KabarDermayu.com – Korban kasus dugaan penyekapan dan penganiayaan, YTR (29), masih menjalani perawatan intensif di Rumah Sakit Hasan Sadikin (RSHS) Bandung, Jawa Barat.
YTR telah menjalani beberapa operasi demi memulihkan kesehatannya pasca-penganiayaan yang diduga dilakukan oleh kekasihnya, Taufik Hidayat.
Terkait penanganan medis ini, Gubernur Jawa Barat, Dedi Mulyadi, menyatakan bahwa biaya pengobatan YTR tidak dapat ditanggung oleh Badan Penyelenggara Jaminan Sosial (BPJS) Kesehatan.
Menurut Dedi Mulyadi, kondisi ini sering terjadi pada korban yang kesehatannya terganggu akibat tindak pidana.
Dedi menjelaskan berdasarkan kasus serupa yang sering ia tangani, korban tindak pidana kerap menghadapi kendala biaya medis.
Selain itu, keluarga korban juga biasanya kehilangan sumber pendapatan karena harus berhenti bekerja untuk mendampingi korban selama perawatan.
Oleh karena itu, Pemerintah Provinsi Jawa Barat mengambil langkah untuk menanggung seluruh biaya pengobatan korban hingga dinyatakan sembuh.
Dedi Mulyadi mengungkapkan bahwa berdasarkan perhitungan pemerintah daerah, biaya pengobatan hingga saat ini telah mencapai sekitar Rp1 miliar.
Namun, ia juga menegaskan bahwa masyarakat yang ingin berdonasi untuk membantu keluarga korban tetap dipersilakan.
“Terhadap korban, dijamin pelayanan kesehatannya sampai sembuh. Berdasarkan catatan keuangan yang saya miliki hari ini maka dibutuhkan dalam dua minggu ini sebesar Rp1 Miliar, dan kami menyiapkannya. Tidak usah lagi cari donasi kesana kemari,” ujar Gubernur Jawa Barat, Dedi Mulyadi, dalam konferensi pers di Mapolda Jawa Barat, Jumat (26/6/2026).
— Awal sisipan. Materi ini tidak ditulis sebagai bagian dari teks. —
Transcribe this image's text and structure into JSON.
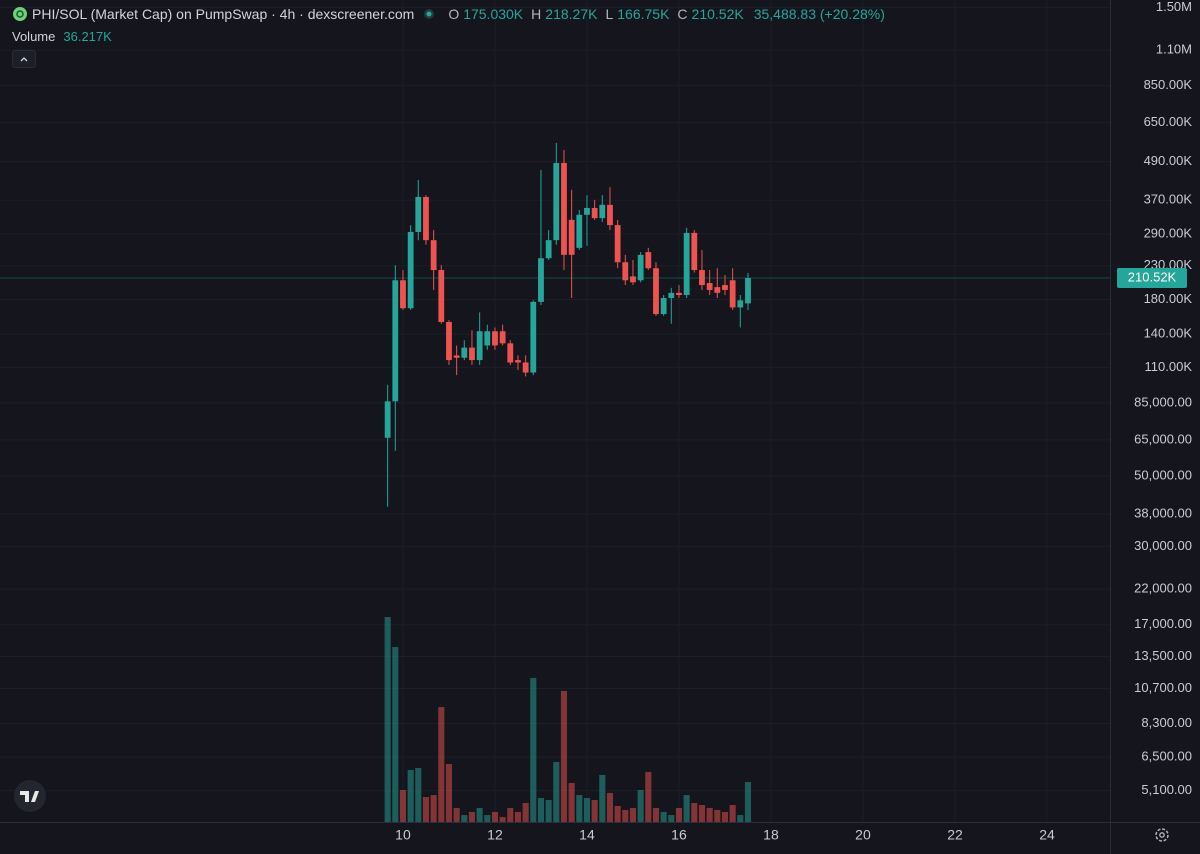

“Tetapi yang mau berdonasi dipersilahkan untuk membantu kehidupan keluarganya dan masa depan korban,” imbuhnya.
Pemerintah Provinsi Jawa Barat juga memastikan bahwa kehidupan keluarga korban akan tetap terjamin selama merawat korban, terutama terkait penghasilan.
“Kedua terhadap keluarganya, sejak saya berkunjung sampai hari ini dapat kami pastikan berhenti bekerja, tetap merawat, terjamin kehidupannya,” jelasnya.
Dengan terpenuhinya kedua hal tersebut, Dedi berharap beban ekonomi yang dialami korban dan keluarga dapat sedikit terkurangi.
“Dua hal itu sudah terpenuhi sehingga keluarga korban dalam keadaan tenang. Minimal tenang tidak membutuhkan kebutuhan keseharian,” pungkasnya.
Kondisi Wajah Sulit Kembali Pulih
Sayangnya, harapan YTR agar wajahnya dapat kembali pulih sepenuhnya tampaknya sulit terwujud.
Tim dokter RSHS Bandung memperkirakan kondisi wajah korban akan sulit kembali seperti semula meskipun telah menjalani serangkaian operasi rekonstruksi.
Hal ini disebabkan luka terberat yang dialami korban berada di area wajah dengan tingkat kerusakan yang cukup kompleks.
“Jadi bukan kecantikan, ini adalah mengembalikan, rekonstruksi itu supaya bisa lagi mendekati. Kalau sempurna, sangat-sangat sulit,” tutur Direktur Utama RSHS Bandung, Rachim Dinata Marsidi.
Menurutnya, operasi yang dijalani korban bukan untuk kepentingan estetika, melainkan untuk memulihkan fungsi dan bentuk wajah agar sedekat mungkin dengan kondisi sebelum mengalami kekerasan.